NECS conference thoughts

This prior weekend, I attended for the first time the NECS conference (Network for European Cinema and Media Scholars). It was an enjoyable and productive time, and I would certainly recommend the conference for any film scholar, European or not. (Next year’s NECS will be in Lodz, Poland.) There was in fact a good contingent or US- and Canada-based scholars.

I find it valuable to hear how scholars in other national contexts approach their object of study. And one mission of professional organizations like SCMS should be to continually develop bridges to those working outside their national boundaries. Based on my limited sampling of papers, the difference, with some exceptions, is less a separate set of theories and approaches than different emphases.

What SCMS could learn from NECS

- Beginning, Middle, and Ends. It’s partly a matter of size, but SCMS has given up on the idea that there’s any structure to the conference experience and instead has embraced the expectation that attendees will come for a couple of days out of the five. I think a lot gets lost in this change.

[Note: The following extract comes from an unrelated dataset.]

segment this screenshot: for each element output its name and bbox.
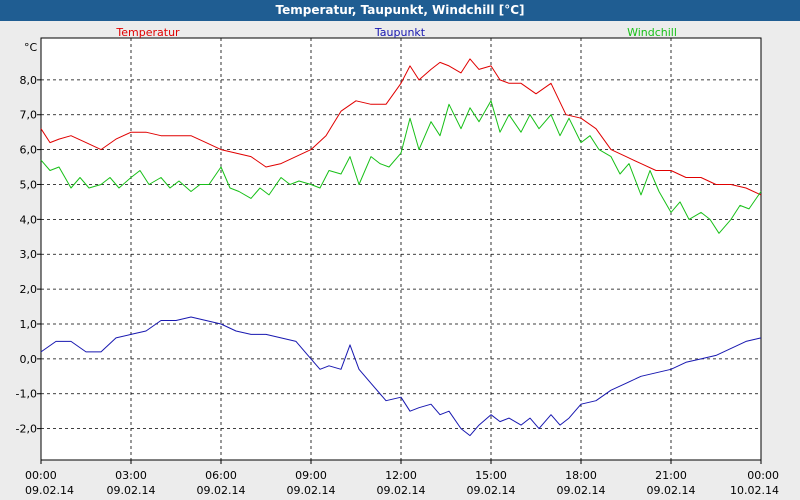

- National cinema study still matters. I saw a number of good NECS papers dealing with both historical and contemporary film and film cultures in specific European national contexts. SCMS has gotten much better lately at including panels on non-US cinema. But I think the orientation of the US film scholar is to problematize and question national identity as a construct, to the point of favoring transnationalism over national cinema as a research agenda. Which, arguably, is a luxury one can have if one's national cinema is a global hegemon.

- Embrace the grassroots. SCMS has been experimenting with SIGs, which along with caucuses are taking on a bigger role. But in NECS I understand that the workgroups have a niche in the programming, and there's a real sense of vitality with them.

What NECS could learn from SMCS

- Expand global view. If the value for me was NECS's European focus, it struck me that papers on African, Latin American, and even Asian cinema were fewer than in other conferences I've been to.

-  Discourage panels of presenters all from one institution or from an ongoing research project. SCMS can be clique-y but its policy does encourage new configurations of scholars across institutions.

-  Better publisher’s area. I don’t know if this was a fluke, but the publisher’s area felt marginalized here. However, there is a real value to having attendees milling about the publisher exhibit, browsing new books, and talking to editors.

Themes

In her keynote, Janet Wasko praised how many papers took the theme Creative Industries to heart. I had the opposite impression, since a lot of times the "creative" felt tacked on or perfunctory. Which is fine, really. I just think bigger conferences should consider limiting thematic unity to the keynotes and not prioritize papers with the theme in the title. Themes work better when they emerge from specific critical agendas rather than serve as general rubrics.

Comments

godard said…
OMG. i haven't been at a SCMS since 2006, rejected year by year. on the other hand, i presented at the NECS conference in milano last week. SCMS, learn your lesson!
Chris Cagle said…
Over the last couple of weeks I've heard a lot of complaints about SCMS (and also some admiration, too).

I guess the problem is there's no easy fix for SCMS. On the one hand, the high rejection rate means that members are perpetually disappointed and that certain areas of inquiry get underrepresented. On the other hand, the conference is already long, expensive, and way too packed in its schedule. Trying to fix one is going to make the other worse.